Hot breath in. Hot breath out.
I look down at my hands and realize they have turned into white-knuckled fists, and I wonder if I'm supposed to tuck my thumb or not, and then I realize that it doesn't matter because things are hurtling too quickly. My blood scorches, and I take only a second to blink.
And when my eyes open, the boy is lying on the ground beneath me.
The air stills. My own trembling breath clouds my ears. At my feet, blood begins to mar the space between his lips and nose. My body cools, and Bug stops wailing.
People yell. The boy swears. I'm sure adults are being called. I'm sure my perfect record is being slashed in half, but I cannot find it in myself to care. I am looking at Bug and I can still feel the boy's face pressed to my fist, and for every reason and no reason at all, I start to cry.
Bug drops to her knees to retrieve the purse, and when she stands, she has an odd look, like she wants to smile but can't. She touches my hand, where a bruise is starting to shadow the peaks of my knuckles.
“I don't like that,” she says, too loudly.
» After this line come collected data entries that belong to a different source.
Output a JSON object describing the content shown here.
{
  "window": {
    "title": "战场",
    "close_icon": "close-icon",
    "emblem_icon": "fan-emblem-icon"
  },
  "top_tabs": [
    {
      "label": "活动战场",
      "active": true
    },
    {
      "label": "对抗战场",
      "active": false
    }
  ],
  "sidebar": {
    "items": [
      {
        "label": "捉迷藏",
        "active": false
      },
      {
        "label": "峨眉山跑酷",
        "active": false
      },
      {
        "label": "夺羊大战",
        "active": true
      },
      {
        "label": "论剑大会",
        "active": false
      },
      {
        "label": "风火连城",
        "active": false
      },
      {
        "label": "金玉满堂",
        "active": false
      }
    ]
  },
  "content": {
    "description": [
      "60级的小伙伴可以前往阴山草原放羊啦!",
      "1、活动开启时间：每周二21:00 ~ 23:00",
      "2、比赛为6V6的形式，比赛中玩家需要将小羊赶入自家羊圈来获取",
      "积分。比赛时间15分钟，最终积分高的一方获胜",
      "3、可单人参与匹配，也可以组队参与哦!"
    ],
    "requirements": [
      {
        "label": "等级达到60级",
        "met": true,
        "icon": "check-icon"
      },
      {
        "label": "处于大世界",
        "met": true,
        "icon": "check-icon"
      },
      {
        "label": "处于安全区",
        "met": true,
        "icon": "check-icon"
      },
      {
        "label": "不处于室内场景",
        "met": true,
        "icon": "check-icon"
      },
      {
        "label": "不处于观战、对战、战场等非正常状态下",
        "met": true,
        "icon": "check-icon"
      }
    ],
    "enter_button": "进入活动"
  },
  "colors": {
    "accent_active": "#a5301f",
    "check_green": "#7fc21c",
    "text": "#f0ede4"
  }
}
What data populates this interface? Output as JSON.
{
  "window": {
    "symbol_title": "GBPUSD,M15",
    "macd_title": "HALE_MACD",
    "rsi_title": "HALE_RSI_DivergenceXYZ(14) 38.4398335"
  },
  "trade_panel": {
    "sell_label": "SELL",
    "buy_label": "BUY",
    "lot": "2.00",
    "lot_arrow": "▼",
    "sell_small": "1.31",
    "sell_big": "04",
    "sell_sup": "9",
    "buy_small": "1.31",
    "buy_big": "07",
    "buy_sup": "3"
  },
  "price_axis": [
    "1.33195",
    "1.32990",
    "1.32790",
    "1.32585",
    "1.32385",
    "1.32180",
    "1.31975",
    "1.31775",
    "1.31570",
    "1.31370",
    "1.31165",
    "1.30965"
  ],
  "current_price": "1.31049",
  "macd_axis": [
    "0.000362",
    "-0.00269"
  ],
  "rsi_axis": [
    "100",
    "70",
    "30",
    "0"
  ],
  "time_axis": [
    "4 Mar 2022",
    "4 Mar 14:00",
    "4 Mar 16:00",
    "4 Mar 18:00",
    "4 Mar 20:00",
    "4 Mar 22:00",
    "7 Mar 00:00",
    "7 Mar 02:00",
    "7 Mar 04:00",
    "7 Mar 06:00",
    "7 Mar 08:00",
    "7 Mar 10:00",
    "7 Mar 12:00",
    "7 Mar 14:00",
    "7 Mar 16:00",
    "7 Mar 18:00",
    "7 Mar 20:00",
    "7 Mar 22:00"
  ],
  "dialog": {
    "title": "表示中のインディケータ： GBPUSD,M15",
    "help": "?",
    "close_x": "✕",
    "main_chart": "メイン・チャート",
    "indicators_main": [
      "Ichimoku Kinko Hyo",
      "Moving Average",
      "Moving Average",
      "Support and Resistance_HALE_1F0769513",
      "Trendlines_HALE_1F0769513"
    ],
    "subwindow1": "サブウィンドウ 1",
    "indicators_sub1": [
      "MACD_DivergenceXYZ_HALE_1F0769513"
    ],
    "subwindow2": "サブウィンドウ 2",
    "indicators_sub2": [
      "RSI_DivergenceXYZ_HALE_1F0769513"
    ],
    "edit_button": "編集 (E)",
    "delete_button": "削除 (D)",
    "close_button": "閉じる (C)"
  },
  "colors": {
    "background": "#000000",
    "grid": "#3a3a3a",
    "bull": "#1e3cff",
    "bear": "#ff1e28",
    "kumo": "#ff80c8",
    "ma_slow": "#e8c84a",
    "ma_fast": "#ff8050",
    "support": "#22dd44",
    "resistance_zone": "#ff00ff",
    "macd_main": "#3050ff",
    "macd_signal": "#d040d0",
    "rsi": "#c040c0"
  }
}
“I did that for you, Bug,” I whisper, my throat scorching from the weight of the tears.
“I don't like that.”
My breath shudders. “I love you, Bug.”
Her head rolls to her shoulder and she vacantly stares past my face, one hand stroking the torn velvet purse.
“I love you, Marjorie-Ellen.” I shove the words against her through the thick air, digging into her eyes with my own, desperately hoping to see a spark there. Nothing.
“I love you,” I whisper again. But it is only a broken, meaningless afterthought, because by now I've realized my sister will never understand what that means.